From: Mark Davis (mark.edward.davis@gmail.com)
Date: Sat Dec 20 2008 - 22:22:50 CST
Thanks for your message.
There are some messages on specific character issues that people have filed
by email. They are visible on the group that Markus referred to (
http://groups.google.com/group/emoji4unicode).
We are trying to break up individual issues raised by the emails and address
them separately on http://code.google.com/p/emoji4unicode/issues/list . That
is, obvious fixes from the emails should go in, items needing discussion get
tracked as issues.
Mark
On Sat, Dec 20, 2008 at 17:14, Asmus Freytag <asmusf@ix.netcom.com> wrote:
> I'm surprised at how much of this discussion appears to be driven by prior
> conviction and how many of the arguments that are being made seem to become
> emotional. Many contributors seem to base their input purely on a value
> judgment of what they deem appropriate types of text.
>
> I think that the strength of Unicode has always been it's almost
> single-minded focus on universality. Sure, there are limitations, but they
> are based on how Unicode fits into the overall architecture of the global
> computing environment, not on the nature of the text, or the nature of the
> group of users.
>
> Architecturally, Unicode is designed to address plain text. Over time, the
> shared understanding of what is plain text has evolved - starting initially
> from the type of plain text seen in plain text environment such as old-style
> e-mail, for example, and later being expanded to encompass codes for the
> underlying text entities in markup languages, even if they aren't fully
> usable outside of such protocols. The sets of symbols for musical and
> mathematical notation contain quite a number of characters that are only
> fully functional when used with a full music composition system or
> mathematical layout (such as MathML).
>
> Nevertheless, the underlying elements are entities that can and should
> properly be encoded as plain text elements, so that they can be treated more
> uniformly inside the overall architecture. Sure, there were pre-existing
> SGML entity sets for them, but it proved beneficial to use Unicode to
> consistently encode the semantics of the entire range of these symbols,
> rather than leaving some of them to entity sets (which are limited to
> SGML-like environments). The benefits to implementers of these markup
> language of having a single, consistent representation for the entire
> textual "backbone" of a markup document is enormous.
>
> That emoji act functionally like plain text elements the way that they fit
> into the architecture of numerous existing implementations and that they are
> interchanged - about these facts there can be no reasonable disagreement.
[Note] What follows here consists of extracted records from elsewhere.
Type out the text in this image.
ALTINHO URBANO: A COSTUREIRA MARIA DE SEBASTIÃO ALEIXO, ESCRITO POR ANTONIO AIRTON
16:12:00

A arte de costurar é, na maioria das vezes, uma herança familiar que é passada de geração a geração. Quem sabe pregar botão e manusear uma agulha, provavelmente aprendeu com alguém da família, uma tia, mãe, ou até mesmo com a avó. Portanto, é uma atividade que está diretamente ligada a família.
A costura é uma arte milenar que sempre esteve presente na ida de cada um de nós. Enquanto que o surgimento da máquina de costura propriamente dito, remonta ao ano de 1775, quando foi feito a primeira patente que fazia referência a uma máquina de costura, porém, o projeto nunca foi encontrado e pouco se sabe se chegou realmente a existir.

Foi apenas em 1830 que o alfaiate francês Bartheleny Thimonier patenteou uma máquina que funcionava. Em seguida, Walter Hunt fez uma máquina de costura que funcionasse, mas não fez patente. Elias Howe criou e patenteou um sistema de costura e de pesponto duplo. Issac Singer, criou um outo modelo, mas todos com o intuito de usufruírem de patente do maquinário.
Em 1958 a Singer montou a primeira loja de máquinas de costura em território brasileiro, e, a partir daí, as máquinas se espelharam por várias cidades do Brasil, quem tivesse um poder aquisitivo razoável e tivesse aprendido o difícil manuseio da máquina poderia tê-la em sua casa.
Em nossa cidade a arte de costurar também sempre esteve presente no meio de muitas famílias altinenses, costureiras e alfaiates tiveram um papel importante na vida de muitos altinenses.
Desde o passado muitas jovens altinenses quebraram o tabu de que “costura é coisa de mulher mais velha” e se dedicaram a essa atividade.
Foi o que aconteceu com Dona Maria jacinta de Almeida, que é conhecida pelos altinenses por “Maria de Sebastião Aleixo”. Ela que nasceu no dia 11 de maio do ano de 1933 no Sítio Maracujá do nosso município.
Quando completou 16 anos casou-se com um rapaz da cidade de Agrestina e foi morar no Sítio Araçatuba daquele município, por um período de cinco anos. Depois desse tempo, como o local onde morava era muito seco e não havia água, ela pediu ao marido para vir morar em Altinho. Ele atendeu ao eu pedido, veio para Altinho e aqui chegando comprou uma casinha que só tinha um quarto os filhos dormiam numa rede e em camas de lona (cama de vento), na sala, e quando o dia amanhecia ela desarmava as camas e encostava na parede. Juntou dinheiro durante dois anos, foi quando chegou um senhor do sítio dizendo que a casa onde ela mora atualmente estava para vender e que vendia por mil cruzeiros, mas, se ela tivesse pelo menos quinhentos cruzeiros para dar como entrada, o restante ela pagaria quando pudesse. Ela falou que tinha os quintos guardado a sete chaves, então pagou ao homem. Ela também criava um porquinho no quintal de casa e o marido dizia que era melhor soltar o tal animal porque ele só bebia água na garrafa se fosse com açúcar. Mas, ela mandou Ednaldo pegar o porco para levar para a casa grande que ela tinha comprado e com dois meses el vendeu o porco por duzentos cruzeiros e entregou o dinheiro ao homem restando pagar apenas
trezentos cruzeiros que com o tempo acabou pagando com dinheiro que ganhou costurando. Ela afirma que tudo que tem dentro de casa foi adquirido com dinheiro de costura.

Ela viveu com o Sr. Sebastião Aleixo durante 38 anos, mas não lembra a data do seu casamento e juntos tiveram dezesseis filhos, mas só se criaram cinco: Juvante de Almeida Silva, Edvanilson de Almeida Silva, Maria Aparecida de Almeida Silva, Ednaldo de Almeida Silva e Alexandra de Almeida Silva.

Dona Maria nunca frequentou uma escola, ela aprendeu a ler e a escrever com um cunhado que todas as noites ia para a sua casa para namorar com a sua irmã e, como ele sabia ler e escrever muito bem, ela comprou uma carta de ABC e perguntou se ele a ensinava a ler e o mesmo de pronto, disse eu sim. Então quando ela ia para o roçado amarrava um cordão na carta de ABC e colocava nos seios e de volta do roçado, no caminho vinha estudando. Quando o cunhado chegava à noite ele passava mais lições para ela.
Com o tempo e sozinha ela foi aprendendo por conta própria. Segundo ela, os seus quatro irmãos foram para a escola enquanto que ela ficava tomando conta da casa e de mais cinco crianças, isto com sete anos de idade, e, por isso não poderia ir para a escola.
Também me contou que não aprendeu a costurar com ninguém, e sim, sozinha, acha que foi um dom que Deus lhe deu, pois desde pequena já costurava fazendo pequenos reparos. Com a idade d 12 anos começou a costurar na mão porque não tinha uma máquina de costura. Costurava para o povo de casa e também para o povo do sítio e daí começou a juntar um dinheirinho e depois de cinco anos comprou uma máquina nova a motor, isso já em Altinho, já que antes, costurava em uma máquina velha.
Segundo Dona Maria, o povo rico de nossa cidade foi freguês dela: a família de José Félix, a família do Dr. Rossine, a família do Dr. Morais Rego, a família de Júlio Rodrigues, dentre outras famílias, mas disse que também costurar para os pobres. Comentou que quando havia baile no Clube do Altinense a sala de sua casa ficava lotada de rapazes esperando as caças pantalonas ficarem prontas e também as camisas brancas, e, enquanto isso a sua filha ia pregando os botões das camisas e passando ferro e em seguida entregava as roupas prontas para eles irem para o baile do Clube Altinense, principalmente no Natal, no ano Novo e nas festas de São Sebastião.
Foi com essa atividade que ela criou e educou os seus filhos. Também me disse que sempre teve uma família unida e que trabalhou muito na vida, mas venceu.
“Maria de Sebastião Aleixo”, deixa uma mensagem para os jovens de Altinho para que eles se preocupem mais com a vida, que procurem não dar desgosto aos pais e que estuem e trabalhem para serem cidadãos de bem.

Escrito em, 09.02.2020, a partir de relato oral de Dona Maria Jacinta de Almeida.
> Pretending otherwise does not speak from the observable facts, but rather
> appears based on prior convictions and value judgments of a sort, which, I
> believe, have no place in the development the Unicode Standard.
>
> Suggestions like endorsing permanent private use code assignments or
> inventing special, stateful, mini-markup for these characters, are likewise
> driven by the desire to express a value judgment, and not by careful
> analysis of the technical requirements. Some of these suggestions were made
> by people whose sound technical judgments I had come to trust. I will have
> to be more careful in the future: these suggestions, if acted on, would do
> more harm to the Unicode Standard than admitting even an unexamined set of
> symbol characters.
>
> What is needed most, at this juncture, is not further opinionizing about
> the value of these proposed characters, but the detailed work of sorting
> them into the standard. There are enough hard questions to be answered:
>
> 1) Are there entities that can't be encoded for exceptional reasons?
> 2) What are the semantic distinctions and range of semantics to be encoded?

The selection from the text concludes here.